Sarah Krespin, dans ses sculptures tissées, ses Mutations, apparemment molles, fait écho aux incertitudes et aux craintes de notre époque. Ni figées ni libres, mais comme prises dans des spasmes convulsifs, elles procèdent des trois règnes : minéral, végétal et animal. De sa formation à l’École Duperré, elle a gardé un tropisme pour le tissu, souple mais rigidifié par le recours à une armature en fil de cuivre qui en fige la forme et en fait le monument mémoriel d’un geste unique, non reproductible, qui, même si elle voulait le répéter, ne produirait pas des résultats semblables. […]

Le hasard tient une grande place dans le travail de Sarah Krespin. Au-delà d’une impulsion initiale, ses œuvres semblent laissées à leur propre évolution organique, que l’on imagine non maîtrisée, imprévisible, à laquelle le spectateur aimerait contribuer en brisant le tabou du noli me tangere muséal. Le titre même de ces pièces, Mutation, porte en lui cette notion de lente évolution génésique, d’une œuvre à l’autre, mais aussi de chacune d’elle dans ses monstrations successives. Certains y verront des fossiles de temps immémoriaux, d’autres d’improbables chrysalides d’où émergeront des êtres insoupçonnés, certains encore, plus prosaïquement, des serpillères étreintes pour en évacuer l’eau, d’autres, enfin, les reliques d’une activité humaine rendue indéchiffrable par les affronts du temps. Le spectateur reste définitivement indécis devant ces objets hybrides qu’il peine à identifier et auxquels il n’arrive pas à attribuer une fonction ni une raison d’être.

Organiques et évolutives, les structures, apparemment figées, mais potentiellement vivantes, de Sarah Krespin évoquent le caractère cyclique de certaines transformations du règne animal, notamment le processus de desquamation chez des reptiles. On peut les lire comme des mues de serpents de grandes dimensions, lesquelles suscitent simultanément attraction et répulsion. […]

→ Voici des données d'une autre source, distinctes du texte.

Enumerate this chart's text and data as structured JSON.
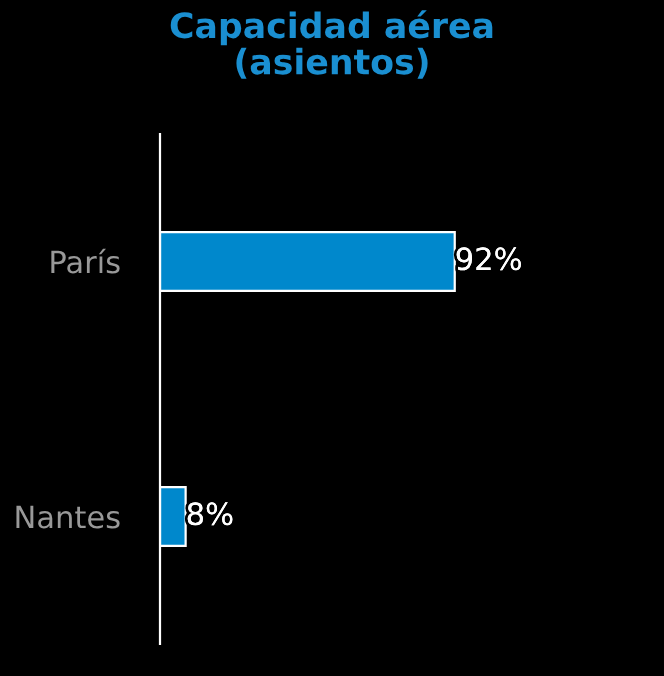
{
  "chart_data": {
    "type": "bar",
    "orientation": "horizontal",
    "title": "Capacidad aérea\n(asientos)",
    "categories": [
      "París",
      "Nantes"
    ],
    "values": [
      92,
      8
    ],
    "value_labels": [
      "92%",
      "8%"
    ],
    "color": "#0088cc",
    "grid": false,
    "legend": false
  }
}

Reliques d’un serpent humanisé, qui renvoient à l’Homme, comme le souligne Giraudoux, mais aussi traces d’un geste unique, celui de l’artiste, dont l’incomplétude définitive, dûment assumée, appelle une suite, une continuation laissée à l’initiative du regardeur…

Si l’on veut oser une analogie scientifique, les travaux de Sarah Krespin ressortissent à une physique des états intermédiaires. État mésomorphe, matière molle… sont, en effet, des termes qui pourraient s’appliquer à ses sculptures tissées. Il en résulte, chez le spectateur, un sentiment d’incertitude, d’instabilité, d’indéfinition, de non-fini, d’un entre-deux difficile à appréhender dans son intégralité. Les formes proposées au regard semblent mouvantes, malléables, fugitives, incertaines, en perpétuelle redéfinition, à la recherche d’une stabilité, d’une assise qu’elles récusent cependant.